Plugging in \( a = \frac{3}{4} \) and \( b = -5 \), the calculation becomes:

• \( x = -\frac{-5}{2 \times \frac{3}{4}} = \frac{5}{\frac{3}{2}} = \frac{10}{3} \).

Once you've found \( x \), substitute it back into the function to find the \( y \)-coordinate, providing you with the complete vertex \( \left( \frac{10}{3}, f\left(\frac{10}{3}\right) \right) \). The vertex is a turning point and greatly aids in graphing the function.

Understanding the domain and range of a quadratic function is key in analyzing how the function behaves. The domain of any quadratic function, including \( f(x) = \frac{3}{4}x^2 - 5x - 2 \), is always all real numbers \((-\infty, \infty)\). This is because you can insert any real number into the function for \( x \) without any restrictions.

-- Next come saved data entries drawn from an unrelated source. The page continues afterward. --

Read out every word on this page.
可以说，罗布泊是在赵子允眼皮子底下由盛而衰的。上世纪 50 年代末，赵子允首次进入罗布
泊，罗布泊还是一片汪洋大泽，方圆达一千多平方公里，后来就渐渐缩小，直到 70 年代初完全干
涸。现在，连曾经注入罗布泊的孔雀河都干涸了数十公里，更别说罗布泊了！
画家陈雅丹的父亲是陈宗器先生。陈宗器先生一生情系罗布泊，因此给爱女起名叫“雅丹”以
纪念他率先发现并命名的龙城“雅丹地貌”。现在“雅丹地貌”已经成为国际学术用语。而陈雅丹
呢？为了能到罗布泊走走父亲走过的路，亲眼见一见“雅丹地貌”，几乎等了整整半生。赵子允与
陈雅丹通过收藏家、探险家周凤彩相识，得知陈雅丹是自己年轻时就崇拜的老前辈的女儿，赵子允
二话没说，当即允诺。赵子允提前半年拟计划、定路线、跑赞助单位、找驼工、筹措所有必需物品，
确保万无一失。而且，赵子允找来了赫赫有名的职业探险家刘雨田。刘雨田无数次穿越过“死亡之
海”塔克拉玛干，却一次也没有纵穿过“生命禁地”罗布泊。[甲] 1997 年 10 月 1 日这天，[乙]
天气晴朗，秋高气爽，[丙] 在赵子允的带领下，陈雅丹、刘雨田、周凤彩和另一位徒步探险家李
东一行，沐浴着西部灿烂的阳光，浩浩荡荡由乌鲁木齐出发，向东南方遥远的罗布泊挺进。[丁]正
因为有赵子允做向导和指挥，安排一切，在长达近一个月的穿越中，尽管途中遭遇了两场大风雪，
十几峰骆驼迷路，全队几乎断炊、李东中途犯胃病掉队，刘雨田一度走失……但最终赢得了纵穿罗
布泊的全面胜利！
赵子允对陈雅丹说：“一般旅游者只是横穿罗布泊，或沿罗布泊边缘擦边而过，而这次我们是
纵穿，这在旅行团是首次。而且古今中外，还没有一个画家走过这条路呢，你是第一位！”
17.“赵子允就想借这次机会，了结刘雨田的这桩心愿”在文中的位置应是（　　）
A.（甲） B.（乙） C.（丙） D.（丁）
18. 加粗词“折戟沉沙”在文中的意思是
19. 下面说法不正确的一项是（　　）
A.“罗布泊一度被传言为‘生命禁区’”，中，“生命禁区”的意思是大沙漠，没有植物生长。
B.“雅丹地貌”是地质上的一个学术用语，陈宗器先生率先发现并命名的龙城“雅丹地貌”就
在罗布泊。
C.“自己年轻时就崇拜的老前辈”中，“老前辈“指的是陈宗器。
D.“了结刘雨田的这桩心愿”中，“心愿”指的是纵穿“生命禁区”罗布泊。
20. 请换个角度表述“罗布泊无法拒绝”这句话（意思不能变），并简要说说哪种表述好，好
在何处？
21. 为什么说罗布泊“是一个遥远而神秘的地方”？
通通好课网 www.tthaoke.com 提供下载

For its range, you must consider the direction in which the parabola opens. Since \( a = \frac{3}{4} > 0 \), the parabola opens upwards. This means its range starts from the minimum value located at the vertex and extends to positive infinity. Given that the minimum value is \(-\frac{31}{3} \), the range is:

• \([-\frac{31}{3}, \infty)\)

Ensuring you understand domain and range helps you predict the behavior of the quadratic function across the graph.

Identifying the minimum value of a quadratic function helps understand the lowest point on its graph. For the function \( f(x) = \frac{3}{4}x^2 - 5x - 2 \), it happens at the vertex. Determining the vertex's \( y \)-coordinate provides the minimum value. After finding \( x = \frac{10}{3} \) for the vertex using \( x = -\frac{b}{2a} \), substitute this back into the function to find \( f\left(\frac{10}{3}\right) \):

• Calculate \( \left(\frac{10}{3}\right)^2 = \frac{100}{9} \)
• Then \( \frac{3}{4} \times \frac{100}{9} = \frac{25}{3} \)
• Next, \( 5 \times \frac{10}{3} = \frac{50}{3} \)
• Substitution yields \( f\left(\frac{10}{3}\right) = \frac{25}{3} - \frac{50}{3} - 2 \)
• Simplifying gives \(-\frac{31}{3}\)

Thus, the minimum value of the function is \(-\frac{31}{3}\). Recognizing this minimum value is crucial in understanding the quadratic function's characteristics, especially for determining its range and assessing graphical interpretations.